Comprised of Mike West on the banjo and Katie Euliss on the doghouse bass, Truckstop Honeymoon churns out gritty bluegrass rock, with quite a bit of soul influence, to make high-octane songs about the oddities of everyday life. In 11 years the Louisiana duo has released eight albums and a full-length documentary film on Baton Rouge label, Squirrel Records. Their latest, “The Madness of Happiness,” just came out this year, and will likely contribute to the majority of an expected high-energy show. Their displacement story citing Hurricane Katrina as the reason they landed in Kansas appears on the “Madness” album in “House of Love.” Mike takes the lead, opening the song with “First Christmas in Kansas and everything went to hell,” outlining the family struggle of adjusting from their New Orleans home to Lawrence. Hear it live and some of their other 15 new tracks at this matinee show. 6 p.m.
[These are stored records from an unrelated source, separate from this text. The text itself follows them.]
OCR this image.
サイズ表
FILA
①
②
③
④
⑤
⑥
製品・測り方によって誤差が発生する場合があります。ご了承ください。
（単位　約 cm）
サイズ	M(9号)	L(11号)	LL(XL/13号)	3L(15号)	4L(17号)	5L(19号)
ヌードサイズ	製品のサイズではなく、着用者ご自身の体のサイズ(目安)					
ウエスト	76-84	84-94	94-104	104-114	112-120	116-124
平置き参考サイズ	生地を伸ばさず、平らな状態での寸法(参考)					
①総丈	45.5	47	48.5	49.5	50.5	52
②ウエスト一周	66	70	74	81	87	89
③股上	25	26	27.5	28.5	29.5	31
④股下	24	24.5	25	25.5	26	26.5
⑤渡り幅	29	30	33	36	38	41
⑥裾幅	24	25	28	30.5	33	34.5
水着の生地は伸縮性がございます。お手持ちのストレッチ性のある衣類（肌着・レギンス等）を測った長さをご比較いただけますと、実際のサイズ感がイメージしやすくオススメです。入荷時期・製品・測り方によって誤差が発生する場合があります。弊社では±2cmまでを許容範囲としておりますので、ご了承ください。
Sunday at the Replay Lounge, 946 Massachusetts St., $3.

Black Joe Lewis

Black Joe Lewis will bring his soulful vintage blues to the Bottleneck this Sunday. Backed by his band the Honeybears, the Austin-based artist draws inspiration for his shouting sound from legendary musicians like James Brown, Wilson Pickett and Howlin’ Wolf. He played Knuckleheads Saloon in Kansas City in February, using his gritty, loud vocals, garage-rock licks and tight horn section to bring down the house. His latest and third studio album, “Electric Slave,” was released last year, The album kicks off with the in-your-face “Skulldiggin,” and the remaining 10 tracks are packed with raucous, bluesy-rock riffs and women-chasing. 8 p.m. Sunday at The Bottleneck, 737 New Hampshire St., $15.

Band of Skulls

Russell Marsden (guitar, vocals), Emma Richardson (bass, vocals), and Matt Hayward (drums) are Band of Skulls, an English rock band from Southampton. Combining gritty, bluesy sounds with indie rock influences, the trio — who formed after meeting in college and recording a buzz-worthy demo in 2008 — have gotten comparisons to the likes of The Kills, Black Keys and Duke Spirit. Their latest album, “Himalayan,” was described by Village Voice as: "Cool enough for hipsters, heavy enough for metalheads, smart enough for muso snobs, Band of Skulls succeed in striking that oft-elusive aural sweet spot for fans of all stripes.” It seems like they’ve covered all of their bases, so you should probably go ahead and check out the show. If you’re not quite convinced, check out the video below for the song “Asleep at the Wheel” and decide for yourself. 8 p.m. Wednesday at The Granada, 1020 Massachusetts St., $18.